At the same time as the single arm trials were underway, however, double-blind trials were also ongoing and reported only a short time later. One major trial, sponsored by the U.S. National Institutes of Health, demonstrated that treatment with remdesivir shortened the course of severe illness, although it did not modify the mortality rate (National Institute of Allergy and Infectious Disease 2020). On the basis of more rapid resolution of symptoms, the drug was granted an EUA for treatment of patients with COVID-19 (Remdesivir EUA Letter of Authorization 2020).

Given the demonstration of shortened symptomology but limited efficacy, are placebo-controlled trials still appropriate for hospitalized patients, or must all trials now include remdesivir either as the comparator to another intervention (remdesivir versus X) or with and without the drug (remdesivir versus remdesivir plus X)? Must other trials now be stopped? Since this drug was granted an EUA for hospitalized patients with compromised oxygen saturation, how should treatment trials for other subgroups of patients be modified? Only through global communication and collaboration will common approaches be adopted and insights advanced.

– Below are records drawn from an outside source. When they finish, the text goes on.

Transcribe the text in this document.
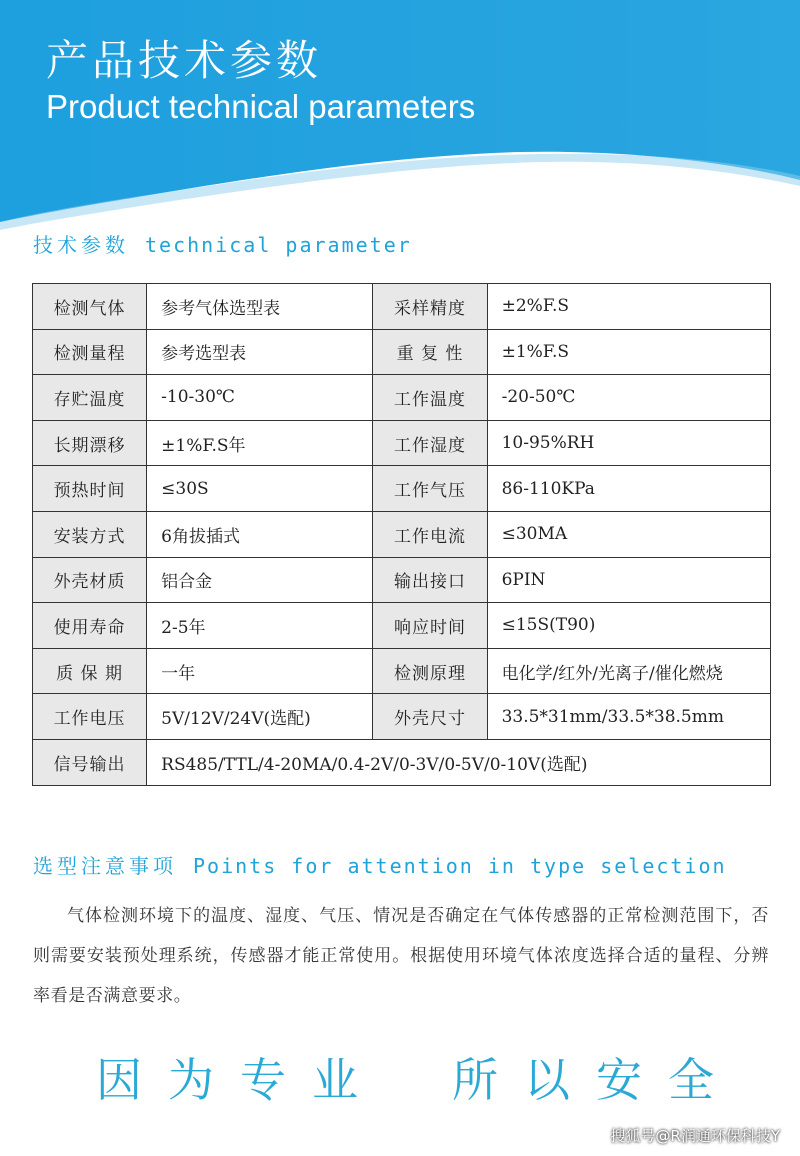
产品技术参数
Product technical parameters
技术参数 technical parameter
检测气体	参考气体选型表	采样精度	±2%F.S
检测量程	参考选型表	重 复 性	±1%F.S
存贮温度	-10-30℃	工作温度	-20-50℃
长期漂移	±1%F.S年	工作湿度	10-95%RH
预热时间	≤30S	工作气压	86-110KPa
安装方式	6角拔插式	工作电流	≤30MA
外壳材质	铝合金	输出接口	6PIN
使用寿命	2-5年	响应时间	≤15S(T90)
质 保 期	一年	检测原理	电化学/红外/光离子/催化燃烧
工作电压	5V/12V/24V(选配)	外壳尺寸	33.5*31mm/33.5*38.5mm
信号输出	RS485/TTL/4-20MA/0.4-2V/0-3V/0-5V/0-10V(选配)		
选型注意事项 Points for attention in type selection

气体检测环境下的温度、湿度、气压、情况是否确定在气体传感器的正常检测范围下，否则需要安装预处理系统，传感器才能正常使用。根据使用环境气体浓度选择合适的量程、分辨率看是否满意要求。

因为专业 所以安全
搜狐号@R润通环保科技Y
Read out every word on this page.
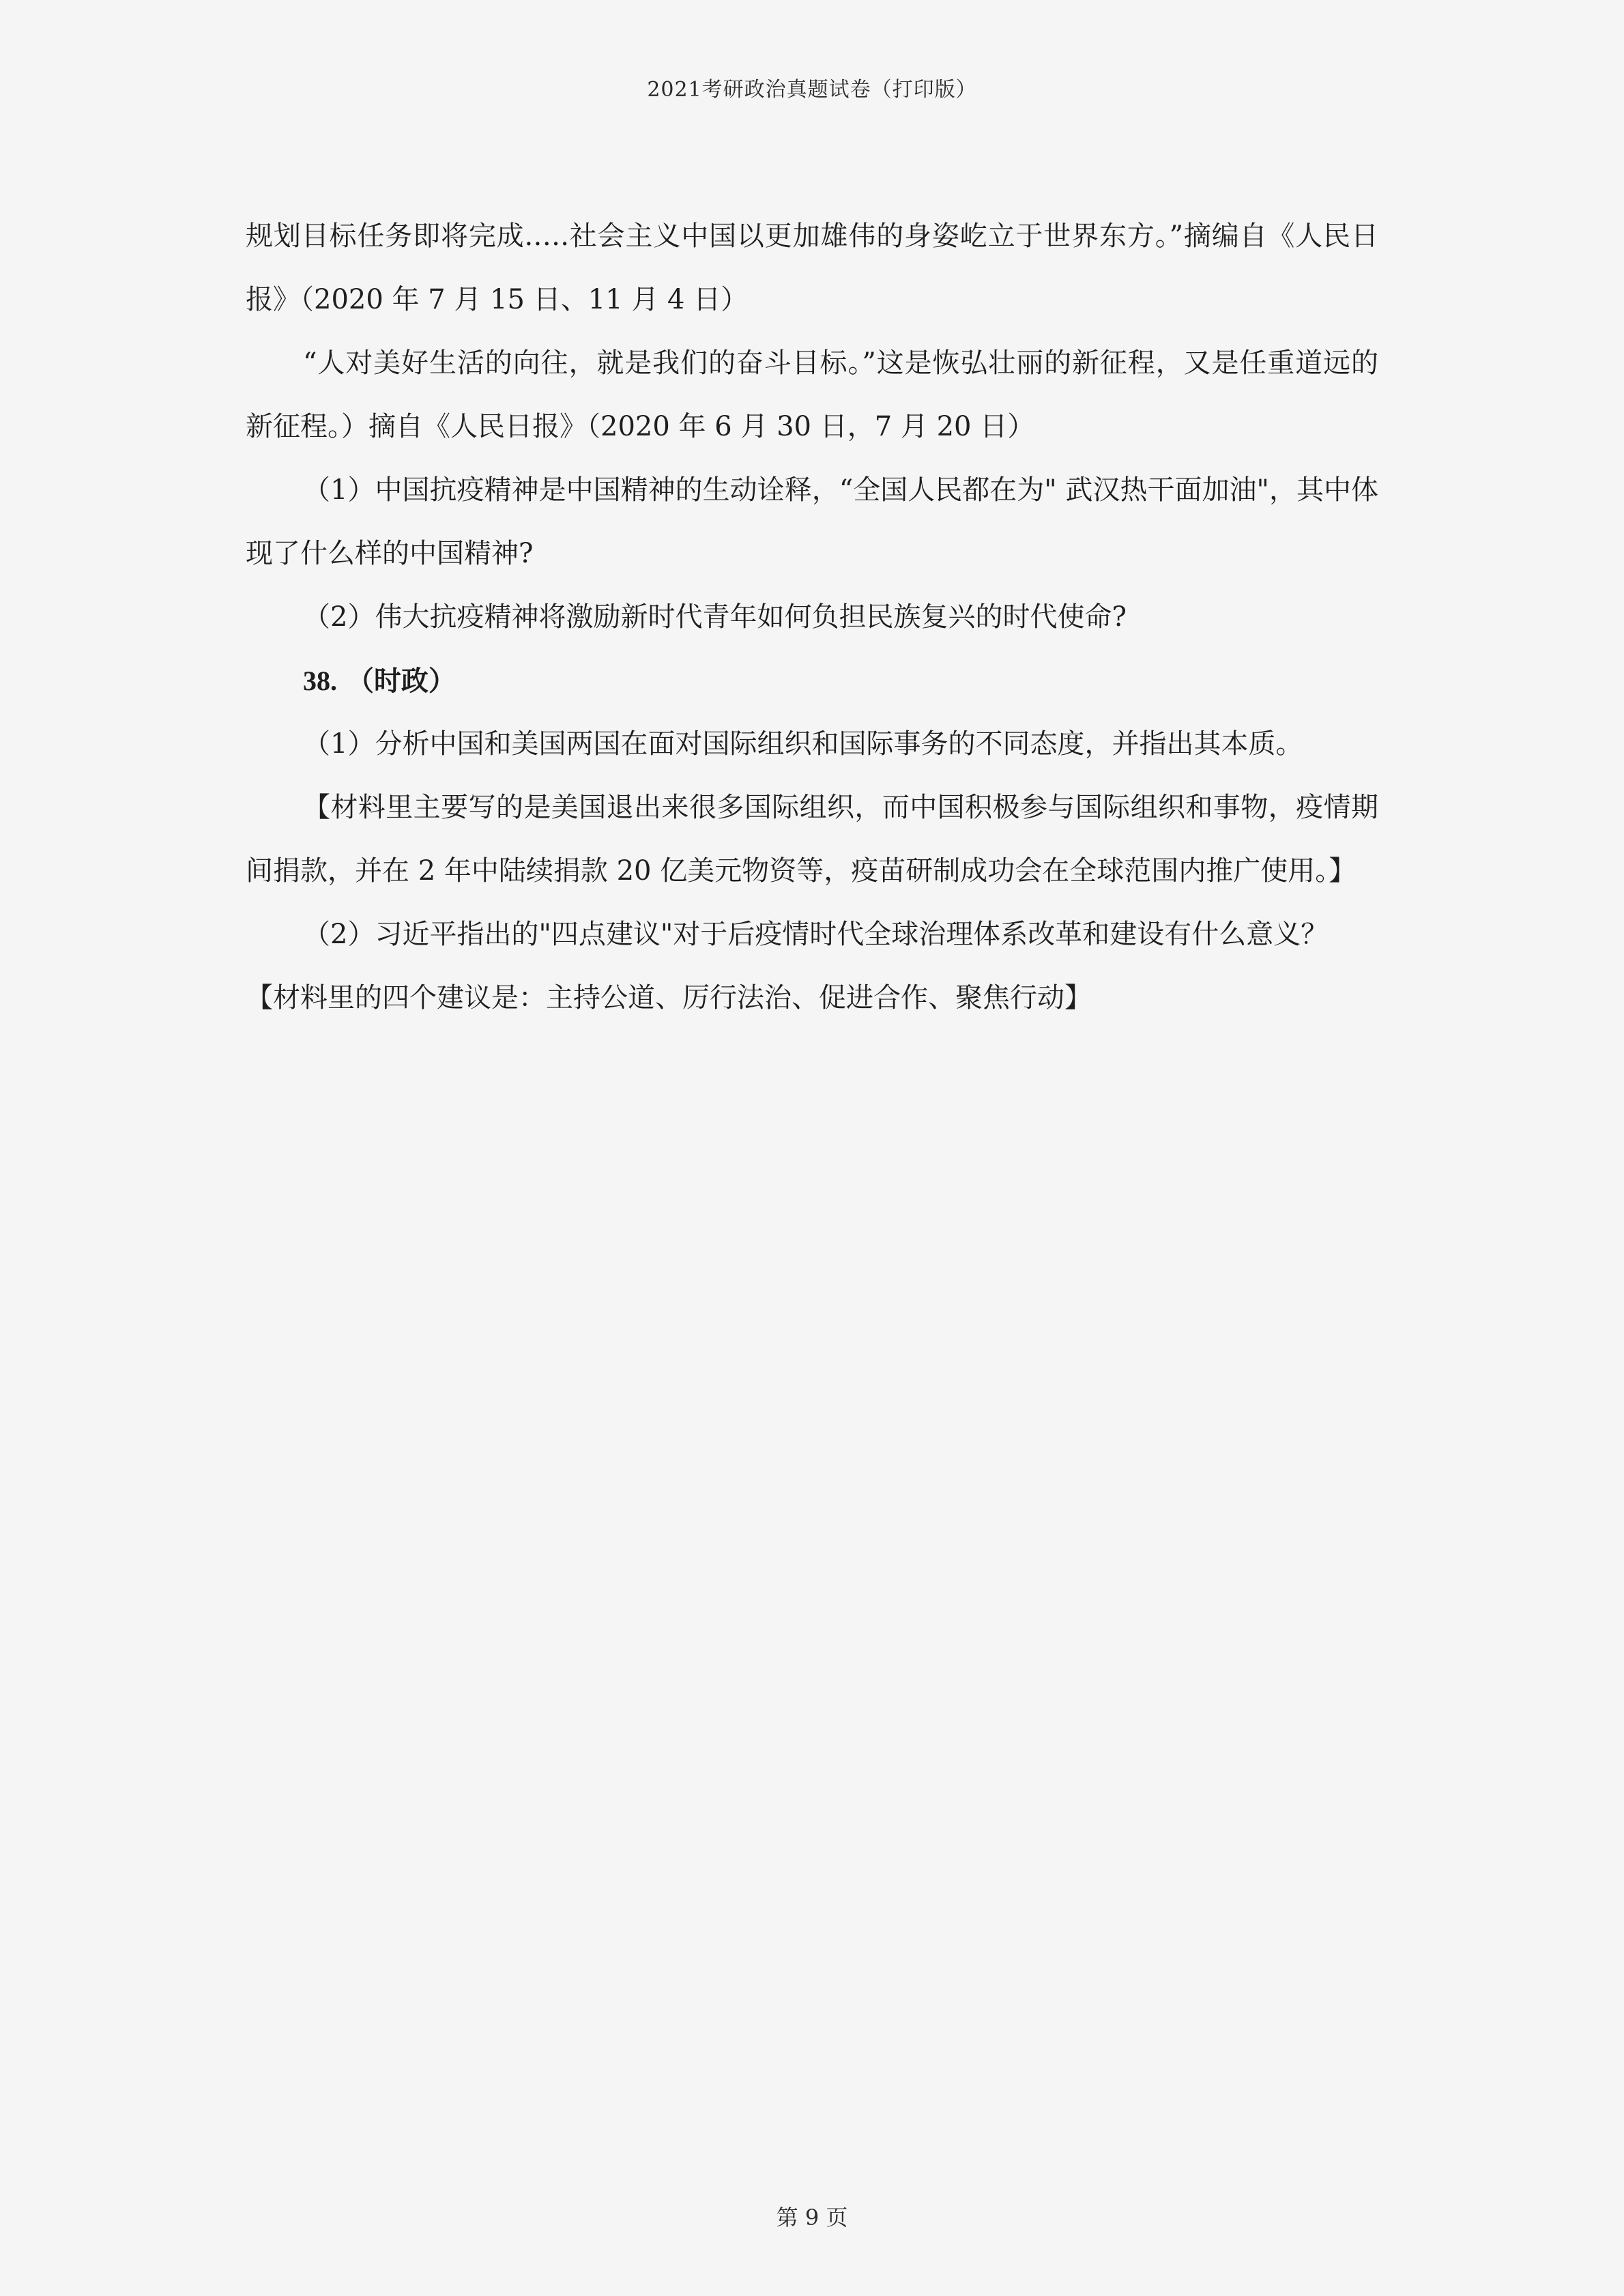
2021考研政治真题试卷（打印版）

规划目标任务即将完成.….社会主义中国以更加雄伟的身姿屹立于世界东方。”摘编自《人民日报》（2020 年 7 月 15 日、11 月 4 日）

“人对美好生活的向往，就是我们的奋斗目标。”这是恢弘壮丽的新征程，又是任重道远的新征程。）摘自《人民日报》（2020 年 6 月 30 日，7 月 20 日）

（1）中国抗疫精神是中国精神的生动诠释，“全国人民都在为" 武汉热干面加油"，其中体现了什么样的中国精神?

（2）伟大抗疫精神将激励新时代青年如何负担民族复兴的时代使命?

38. （时政）

（1）分析中国和美国两国在面对国际组织和国际事务的不同态度，并指出其本质。

【材料里主要写的是美国退出来很多国际组织，而中国积极参与国际组织和事物，疫情期间捐款，并在 2 年中陆续捐款 20 亿美元物资等，疫苗研制成功会在全球范围内推广使用。】

（2）习近平指出的"四点建议"对于后疫情时代全球治理体系改革和建设有什么意义？

【材料里的四个建议是：主持公道、厉行法治、促进合作、聚焦行动】

第 9 页
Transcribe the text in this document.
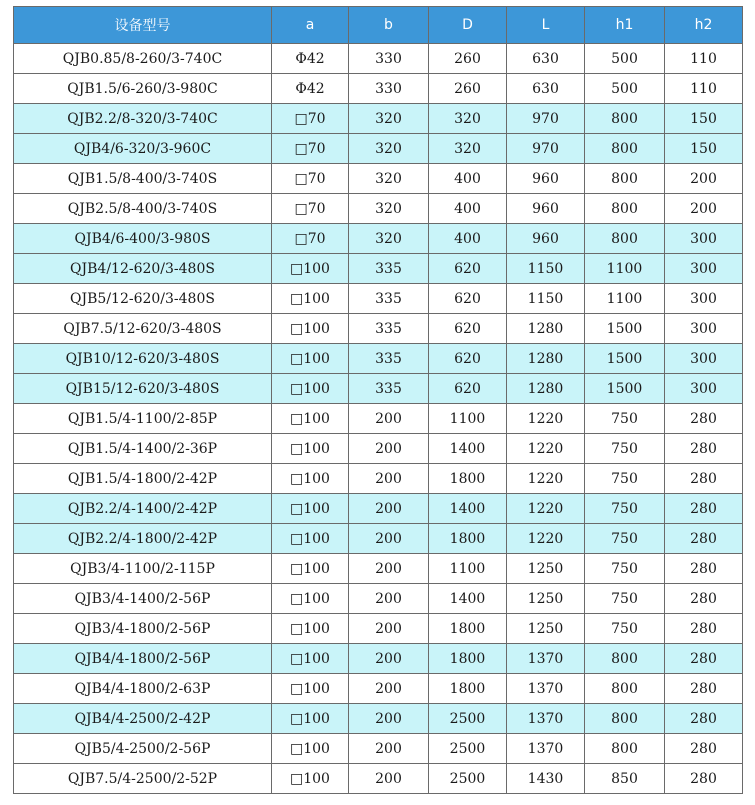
设备型号	a	b	D	L	h1	h2
QJB0.85/8-260/3-740C	Φ42	330	260	630	500	110
QJB1.5/6-260/3-980C	Φ42	330	260	630	500	110
QJB2.2/8-320/3-740C	□70	320	320	970	800	150
QJB4/6-320/3-960C	□70	320	320	970	800	150
QJB1.5/8-400/3-740S	□70	320	400	960	800	200
QJB2.5/8-400/3-740S	□70	320	400	960	800	200
QJB4/6-400/3-980S	□70	320	400	960	800	300
QJB4/12-620/3-480S	□100	335	620	1150	1100	300
QJB5/12-620/3-480S	□100	335	620	1150	1100	300
QJB7.5/12-620/3-480S	□100	335	620	1280	1500	300
QJB10/12-620/3-480S	□100	335	620	1280	1500	300
QJB15/12-620/3-480S	□100	335	620	1280	1500	300
QJB1.5/4-1100/2-85P	□100	200	1100	1220	750	280
QJB1.5/4-1400/2-36P	□100	200	1400	1220	750	280
QJB1.5/4-1800/2-42P	□100	200	1800	1220	750	280
QJB2.2/4-1400/2-42P	□100	200	1400	1220	750	280
QJB2.2/4-1800/2-42P	□100	200	1800	1220	750	280
QJB3/4-1100/2-115P	□100	200	1100	1250	750	280
QJB3/4-1400/2-56P	□100	200	1400	1250	750	280
QJB3/4-1800/2-56P	□100	200	1800	1250	750	280
QJB4/4-1800/2-56P	□100	200	1800	1370	800	280
QJB4/4-1800/2-63P	□100	200	1800	1370	800	280
QJB4/4-2500/2-42P	□100	200	2500	1370	800	280
QJB5/4-2500/2-56P	□100	200	2500	1370	800	280
QJB7.5/4-2500/2-52P	□100	200	2500	1430	850	280
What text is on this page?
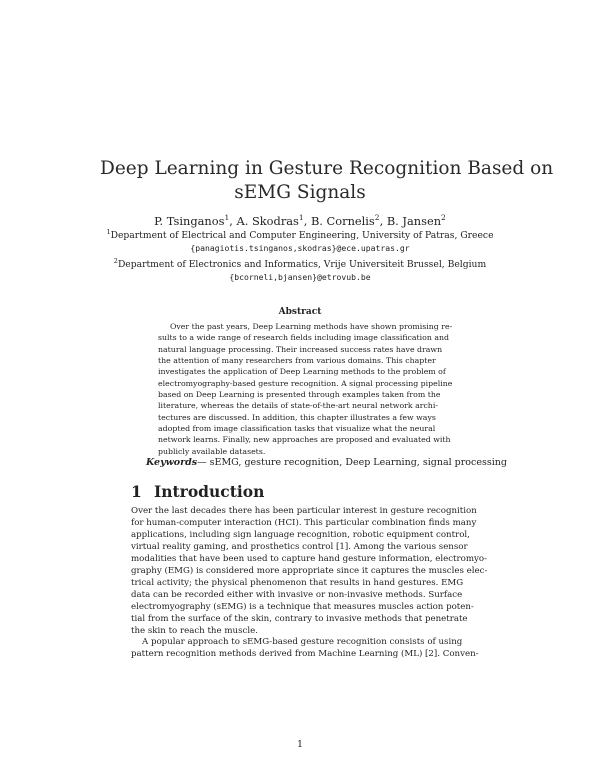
Deep Learning in Gesture Recognition Based on
sEMG Signals
P. Tsinganos$^1$, A. Skodras$^1$, B. Cornelis$^2$, B. Jansen$^2$
$^1$Department of Electrical and Computer Engineering, University of Patras, Greece
{panagiotis.tsinganos,skodras}@ece.upatras.gr
$^2$Department of Electronics and Informatics, Vrije Universiteit Brussel, Belgium
{bcorneli,bjansen}@etrovub.be
Abstract
Over the past years, Deep Learning methods have shown promising re-
sults to a wide range of research fields including image classification and
natural language processing. Their increased success rates have drawn
the attention of many researchers from various domains. This chapter
investigates the application of Deep Learning methods to the problem of
electromyography-based gesture recognition. A signal processing pipeline
based on Deep Learning is presented through examples taken from the
literature, whereas the details of state-of-the-art neural network archi-
tectures are discussed. In addition, this chapter illustrates a few ways
adopted from image classification tasks that visualize what the neural
network learns. Finally, new approaches are proposed and evaluated with
publicly available datasets.
Keywords— sEMG, gesture recognition, Deep Learning, signal processing
1 Introduction
Over the last decades there has been particular interest in gesture recognition
for human-computer interaction (HCI). This particular combination finds many
applications, including sign language recognition, robotic equipment control,
virtual reality gaming, and prosthetics control [1]. Among the various sensor
modalities that have been used to capture hand gesture information, electromyo-
graphy (EMG) is considered more appropriate since it captures the muscles elec-
trical activity; the physical phenomenon that results in hand gestures. EMG
data can be recorded either with invasive or non-invasive methods. Surface
electromyography (sEMG) is a technique that measures muscles action poten-
tial from the surface of the skin, contrary to invasive methods that penetrate
the skin to reach the muscle.
A popular approach to sEMG-based gesture recognition consists of using
pattern recognition methods derived from Machine Learning (ML) [2]. Conven-
1
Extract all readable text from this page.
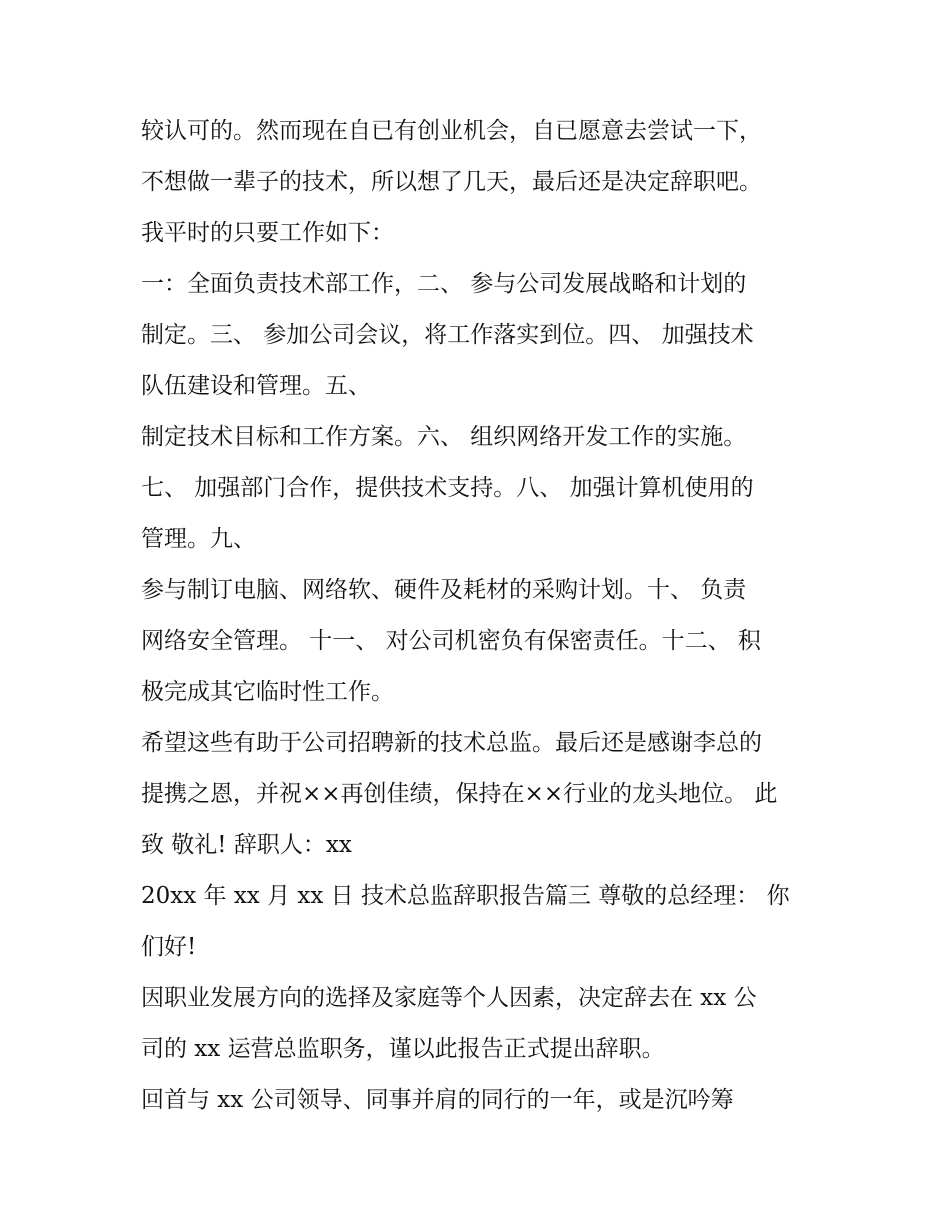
较认可的。然而现在自已有创业机会，自已愿意去尝试一下，
不想做一辈子的技术，所以想了几天，最后还是决定辞职吧。
我平时的只要工作如下：
一：全面负责技术部工作，二、 参与公司发展战略和计划的
制定。三、 参加公司会议，将工作落实到位。四、 加强技术
队伍建设和管理。五、
制定技术目标和工作方案。六、 组织网络开发工作的实施。
七、 加强部门合作，提供技术支持。八、 加强计算机使用的
管理。九、
参与制订电脑、网络软、硬件及耗材的采购计划。十、 负责
网络安全管理。 十一、 对公司机密负有保密责任。十二、 积
极完成其它临时性工作。
希望这些有助于公司招聘新的技术总监。最后还是感谢李总的
提携之恩，并祝××再创佳绩，保持在××行业的龙头地位。 此
致 敬礼! 辞职人：xx
20xx 年 xx 月 xx 日 技术总监辞职报告篇三 尊敬的总经理： 你
们好!
因职业发展方向的选择及家庭等个人因素，决定辞去在 xx 公
司的 xx 运营总监职务，谨以此报告正式提出辞职。
回首与 xx 公司领导、同事并肩的同行的一年，或是沉吟筹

Knowledge and Preparedness

Rapid progress depends upon research that is rigorous, of scientific and societal value, and executed at the highest standards of scientific validity, including blinding to treatment assignment, randomization, and controls (in this context either placebo or standard of care). These standards should not be put aside in the face of urgent and emergent situations (London and Kimmelman 2020). But society must balance the need for information and knowledge in the service of public health with the fiduciary responsibilities of the clinician to his or her patient and the patient’s right to consent or not, concordant with their personal wishes.

We are only beginning to understand the nature of the COVID-19 disease and its different manifestations in different populations. The outcomes of trials conducted on severely ill individuals in the hospital—with hypoxemia, coagulopathy, and inflammatory reactions—will differ from those with mild or moderate disease and differ again from asymptomatic carriers. It is important to define the intended population and to develop common terms so that investigators, clinicians, and the public are able to communicate. In this regard, early efforts (CDISC 2020) to develop common data standards to enable data interoperability will ultimately save time and resources. In the absence of common data standards, the data from single-arm studies will be difficult to combine to derive usable information, and RCTs will be challenging to compare and contrast. Predefined platform trials represent an efficient approach to knowledge acquisition: the World Health Organization planned the platform trial SOLIDARITY, a trial that directly compares four treatments for COVID-19 (remdesivir, chloroquine and hydroxychloroquine, lopinavir-ritonavir, and lopinavir-ritonavir plus interferon-beta) (Kupferschmidt and Cohen 2020). While the specific treatments are perhaps less important (and can change), the model of a large adaptive platform trial, easy enrolment methods with clear eligibility requirements, minimal and necessary data collection, defined and robust endpoints, and global commitment to cooperation will expedite discovery.

As a medical and research community, remarkable progress has been achieved in a short time. But to expedite progress, we need leadership, preparation, and planning, and we must apply what we learn now to a “second wave” should one occur or, in its absence, to the next pandemic. As the wave of infectivity moves across countries, global collaboration is necessary to enable insights learned in one location to be applied to the next and to build upon knowledge, not reinvent it. For this to occur, common vocabularies and means of recording symptoms, co-morbidities, demographic and non-demographic characteristics of the individuals; agreement on common, objective endpoints and their definitions; collection of adverse safety events; electronic data capture and cloud computing; and commitments to share protocols, consents, and data must be in place, all of which may then be applied to rigorous research methodologies in the service of public health.